ReceiverM

This is neither necessary nor requested

But a basic functionality would be nice - like blocking IP addresses/ranges or open just a few single ports.

I know that is was available for some of these "old boxes" (e.g. vusolose or dm520).

That's why I am surprised that it doesn't work with such new devices like the multibox.

As you mentioned the SF8008 in the wireguard thread, we may could have a look at this one, cause it looks like it is enabled there.

This is really a pity, because there is even an interesting OpenPLi Addon for it. ( enigma2-plugin-security-firewall.bb / firewall.sh )

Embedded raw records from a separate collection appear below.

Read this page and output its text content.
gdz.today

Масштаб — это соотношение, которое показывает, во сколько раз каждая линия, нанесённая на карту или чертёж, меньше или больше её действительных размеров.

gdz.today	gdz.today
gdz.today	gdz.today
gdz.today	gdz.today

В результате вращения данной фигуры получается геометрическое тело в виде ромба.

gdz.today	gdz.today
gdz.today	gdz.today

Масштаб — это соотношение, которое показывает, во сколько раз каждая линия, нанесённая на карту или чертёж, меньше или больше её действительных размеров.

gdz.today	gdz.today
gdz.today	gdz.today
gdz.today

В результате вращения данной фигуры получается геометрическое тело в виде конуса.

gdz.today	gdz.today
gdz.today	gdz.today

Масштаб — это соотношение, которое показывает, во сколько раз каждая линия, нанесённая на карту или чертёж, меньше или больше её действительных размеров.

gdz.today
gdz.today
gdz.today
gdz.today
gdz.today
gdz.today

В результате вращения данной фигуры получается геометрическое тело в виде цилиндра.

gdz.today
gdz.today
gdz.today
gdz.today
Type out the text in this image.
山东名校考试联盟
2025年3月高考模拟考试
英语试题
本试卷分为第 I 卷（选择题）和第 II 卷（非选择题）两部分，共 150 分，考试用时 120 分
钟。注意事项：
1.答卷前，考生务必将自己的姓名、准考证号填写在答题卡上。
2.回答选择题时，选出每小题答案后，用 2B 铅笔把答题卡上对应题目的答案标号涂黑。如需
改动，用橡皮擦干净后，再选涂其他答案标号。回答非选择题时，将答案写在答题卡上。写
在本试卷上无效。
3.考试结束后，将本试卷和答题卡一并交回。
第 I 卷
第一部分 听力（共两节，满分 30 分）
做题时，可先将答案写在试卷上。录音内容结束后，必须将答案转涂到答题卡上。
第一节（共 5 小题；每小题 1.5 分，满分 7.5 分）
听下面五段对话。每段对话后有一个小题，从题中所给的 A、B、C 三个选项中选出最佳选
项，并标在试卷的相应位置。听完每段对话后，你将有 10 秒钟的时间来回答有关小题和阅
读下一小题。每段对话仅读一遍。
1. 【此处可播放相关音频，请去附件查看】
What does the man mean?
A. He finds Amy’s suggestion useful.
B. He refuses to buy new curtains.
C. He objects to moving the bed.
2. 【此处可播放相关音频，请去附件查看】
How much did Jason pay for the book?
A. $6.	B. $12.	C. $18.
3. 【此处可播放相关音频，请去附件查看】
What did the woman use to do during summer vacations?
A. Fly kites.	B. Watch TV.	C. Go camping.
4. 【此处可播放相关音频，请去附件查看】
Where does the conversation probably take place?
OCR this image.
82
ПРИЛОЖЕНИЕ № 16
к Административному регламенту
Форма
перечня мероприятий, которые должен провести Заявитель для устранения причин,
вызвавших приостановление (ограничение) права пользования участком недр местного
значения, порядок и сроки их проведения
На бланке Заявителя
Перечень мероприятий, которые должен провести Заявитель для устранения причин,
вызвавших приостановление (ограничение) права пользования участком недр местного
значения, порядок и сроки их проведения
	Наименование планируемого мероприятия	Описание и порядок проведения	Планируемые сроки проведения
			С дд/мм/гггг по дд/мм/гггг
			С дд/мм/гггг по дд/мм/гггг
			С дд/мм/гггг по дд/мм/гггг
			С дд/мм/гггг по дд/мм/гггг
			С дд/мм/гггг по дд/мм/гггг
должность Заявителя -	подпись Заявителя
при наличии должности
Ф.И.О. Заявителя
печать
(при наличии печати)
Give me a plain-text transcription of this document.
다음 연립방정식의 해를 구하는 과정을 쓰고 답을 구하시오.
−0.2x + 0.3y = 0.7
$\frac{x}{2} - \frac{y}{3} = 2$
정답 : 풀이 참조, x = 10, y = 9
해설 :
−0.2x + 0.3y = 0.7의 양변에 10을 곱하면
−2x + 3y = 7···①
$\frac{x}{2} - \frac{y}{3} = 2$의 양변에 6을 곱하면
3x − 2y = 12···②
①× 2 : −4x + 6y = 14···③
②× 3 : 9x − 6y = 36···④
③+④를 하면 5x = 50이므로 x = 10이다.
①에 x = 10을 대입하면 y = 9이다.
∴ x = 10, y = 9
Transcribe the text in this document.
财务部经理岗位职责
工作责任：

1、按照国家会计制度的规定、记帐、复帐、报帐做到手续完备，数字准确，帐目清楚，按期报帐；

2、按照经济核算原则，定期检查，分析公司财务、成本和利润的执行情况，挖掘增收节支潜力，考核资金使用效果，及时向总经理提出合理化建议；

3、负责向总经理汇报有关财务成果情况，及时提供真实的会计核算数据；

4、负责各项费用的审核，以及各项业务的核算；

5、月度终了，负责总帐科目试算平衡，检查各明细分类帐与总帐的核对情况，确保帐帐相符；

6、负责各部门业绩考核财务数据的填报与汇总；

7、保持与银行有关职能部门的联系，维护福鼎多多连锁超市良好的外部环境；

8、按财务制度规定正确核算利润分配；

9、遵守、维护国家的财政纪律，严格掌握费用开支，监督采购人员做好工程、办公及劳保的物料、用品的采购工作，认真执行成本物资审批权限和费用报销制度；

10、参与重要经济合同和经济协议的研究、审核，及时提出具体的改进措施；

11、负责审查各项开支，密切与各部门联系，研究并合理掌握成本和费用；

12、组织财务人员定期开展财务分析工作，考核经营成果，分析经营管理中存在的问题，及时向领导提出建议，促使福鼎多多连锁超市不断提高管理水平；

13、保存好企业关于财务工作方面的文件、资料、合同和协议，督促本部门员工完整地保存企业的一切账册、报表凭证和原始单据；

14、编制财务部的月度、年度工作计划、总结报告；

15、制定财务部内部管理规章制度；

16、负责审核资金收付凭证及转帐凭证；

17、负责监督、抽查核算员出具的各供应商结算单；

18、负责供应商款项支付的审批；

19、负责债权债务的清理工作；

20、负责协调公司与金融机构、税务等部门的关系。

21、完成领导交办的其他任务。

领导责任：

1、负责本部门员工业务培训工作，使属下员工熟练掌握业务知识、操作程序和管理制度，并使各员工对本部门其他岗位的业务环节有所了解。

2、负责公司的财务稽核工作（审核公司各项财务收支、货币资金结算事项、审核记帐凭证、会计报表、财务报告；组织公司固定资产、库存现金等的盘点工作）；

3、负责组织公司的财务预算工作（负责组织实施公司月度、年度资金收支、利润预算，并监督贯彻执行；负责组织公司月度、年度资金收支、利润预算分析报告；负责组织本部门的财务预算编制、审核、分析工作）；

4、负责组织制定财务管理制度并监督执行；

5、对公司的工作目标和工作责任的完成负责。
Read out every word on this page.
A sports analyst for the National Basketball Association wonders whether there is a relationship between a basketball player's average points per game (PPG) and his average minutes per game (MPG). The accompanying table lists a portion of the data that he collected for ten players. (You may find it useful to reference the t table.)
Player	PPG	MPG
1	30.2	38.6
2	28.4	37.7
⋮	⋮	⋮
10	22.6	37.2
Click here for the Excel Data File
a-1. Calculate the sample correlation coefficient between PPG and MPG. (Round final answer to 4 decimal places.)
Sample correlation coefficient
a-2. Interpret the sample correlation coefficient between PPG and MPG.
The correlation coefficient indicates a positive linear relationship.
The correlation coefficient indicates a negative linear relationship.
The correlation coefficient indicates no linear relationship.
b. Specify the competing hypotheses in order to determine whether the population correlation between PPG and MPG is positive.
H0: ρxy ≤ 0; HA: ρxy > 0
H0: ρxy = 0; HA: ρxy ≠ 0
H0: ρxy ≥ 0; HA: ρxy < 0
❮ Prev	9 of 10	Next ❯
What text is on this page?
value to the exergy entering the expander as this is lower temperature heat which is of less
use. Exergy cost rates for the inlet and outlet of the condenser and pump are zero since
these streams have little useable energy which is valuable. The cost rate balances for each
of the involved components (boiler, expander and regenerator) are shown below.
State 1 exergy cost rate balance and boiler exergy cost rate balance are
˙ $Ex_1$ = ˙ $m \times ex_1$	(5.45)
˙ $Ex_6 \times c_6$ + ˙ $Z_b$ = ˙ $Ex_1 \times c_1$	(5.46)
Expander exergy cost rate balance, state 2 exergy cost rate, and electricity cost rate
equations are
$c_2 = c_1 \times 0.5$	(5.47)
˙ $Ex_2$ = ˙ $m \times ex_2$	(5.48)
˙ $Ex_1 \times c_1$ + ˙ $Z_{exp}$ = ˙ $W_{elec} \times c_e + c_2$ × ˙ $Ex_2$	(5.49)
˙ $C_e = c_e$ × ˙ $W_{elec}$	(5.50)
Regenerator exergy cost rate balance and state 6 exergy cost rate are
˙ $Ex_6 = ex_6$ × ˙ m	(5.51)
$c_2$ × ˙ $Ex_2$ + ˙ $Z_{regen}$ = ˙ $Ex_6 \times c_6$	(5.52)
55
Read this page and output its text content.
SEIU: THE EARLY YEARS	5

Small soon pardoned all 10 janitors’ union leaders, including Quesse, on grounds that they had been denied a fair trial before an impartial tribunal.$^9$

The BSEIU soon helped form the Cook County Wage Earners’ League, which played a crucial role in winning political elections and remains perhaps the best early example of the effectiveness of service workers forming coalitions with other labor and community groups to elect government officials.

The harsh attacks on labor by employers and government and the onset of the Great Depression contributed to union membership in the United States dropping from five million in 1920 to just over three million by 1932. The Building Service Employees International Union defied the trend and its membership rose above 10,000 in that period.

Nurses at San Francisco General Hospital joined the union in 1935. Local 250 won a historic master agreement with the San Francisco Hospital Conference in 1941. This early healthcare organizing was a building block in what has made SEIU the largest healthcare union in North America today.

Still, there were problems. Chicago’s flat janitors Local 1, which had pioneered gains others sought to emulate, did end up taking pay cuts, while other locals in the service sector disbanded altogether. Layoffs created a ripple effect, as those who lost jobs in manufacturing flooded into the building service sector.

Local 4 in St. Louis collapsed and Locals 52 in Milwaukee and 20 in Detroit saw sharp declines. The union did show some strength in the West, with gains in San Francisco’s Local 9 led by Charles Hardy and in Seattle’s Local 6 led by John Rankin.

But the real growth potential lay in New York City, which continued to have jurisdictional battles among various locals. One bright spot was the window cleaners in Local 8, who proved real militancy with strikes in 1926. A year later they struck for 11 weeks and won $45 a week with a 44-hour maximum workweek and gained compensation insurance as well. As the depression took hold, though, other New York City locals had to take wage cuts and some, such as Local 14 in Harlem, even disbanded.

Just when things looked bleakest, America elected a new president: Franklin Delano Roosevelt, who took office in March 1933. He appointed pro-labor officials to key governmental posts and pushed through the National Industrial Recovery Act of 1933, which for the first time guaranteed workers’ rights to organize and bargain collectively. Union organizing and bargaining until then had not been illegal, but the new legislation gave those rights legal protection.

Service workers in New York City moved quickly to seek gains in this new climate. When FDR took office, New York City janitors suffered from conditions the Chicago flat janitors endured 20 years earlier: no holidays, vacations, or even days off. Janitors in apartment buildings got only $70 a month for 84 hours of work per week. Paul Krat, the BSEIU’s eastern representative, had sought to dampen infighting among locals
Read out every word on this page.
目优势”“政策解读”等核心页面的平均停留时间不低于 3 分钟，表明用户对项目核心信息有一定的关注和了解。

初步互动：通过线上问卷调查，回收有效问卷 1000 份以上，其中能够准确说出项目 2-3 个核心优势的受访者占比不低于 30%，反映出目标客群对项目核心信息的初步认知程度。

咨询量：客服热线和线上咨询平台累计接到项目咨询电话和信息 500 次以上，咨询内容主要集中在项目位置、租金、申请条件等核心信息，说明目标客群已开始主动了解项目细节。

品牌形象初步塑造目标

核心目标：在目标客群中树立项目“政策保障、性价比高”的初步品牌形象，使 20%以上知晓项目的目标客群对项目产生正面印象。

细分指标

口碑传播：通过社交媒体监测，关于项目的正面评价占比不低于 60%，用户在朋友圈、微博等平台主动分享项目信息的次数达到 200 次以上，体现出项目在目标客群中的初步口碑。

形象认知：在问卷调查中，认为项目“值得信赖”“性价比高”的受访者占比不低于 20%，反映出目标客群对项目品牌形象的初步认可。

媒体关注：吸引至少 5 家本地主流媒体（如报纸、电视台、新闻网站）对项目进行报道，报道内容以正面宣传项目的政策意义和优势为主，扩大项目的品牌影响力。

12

In the past iptables were always included, why are these then not further supported?

Especially for not that experienced users an easy understandable and predefined standard protection via iptables would be more helping than harming?

Apparently I have but a heavy stand and the feature will no longer exist

Actually no: I have several (v)LANs and have controlled access/restriction using iptables so far. Just like some routings (masquerade).

What do you have against such a common system (security) feature? Even due to the bad secured system this is a very helpful tool?
My NAS or raspberry, for example, is also only not directly connected to the internet and I also set various access permissions there.

No matter which iptables command I want to execute it always comes up with the same error. Even if I want to create the table 'filter' or just output listings.

I am relatively sure that at least CONFIG_IP_NF_FILTER should be activated?

As it is described ( https://cateee.net/l..._NF_FILTER.html ) with:

"Packet filtering defines a table `filter', which has a series of rules for simple packet filtering at local input, forwarding and local output. See the man page for iptables(8)."

About all the other I am not sure but these looking useful as well

- CONFIG_NF_CONNTRACK for masquerading and NAT translation

- CONFIG_NF_REJECT_IPV4 / CONFIG_NF_REJECT_IPV6 to reject packets

...

Maybe one of the kernel professionals here could take a look at it and send a pull-request to the manufacturer?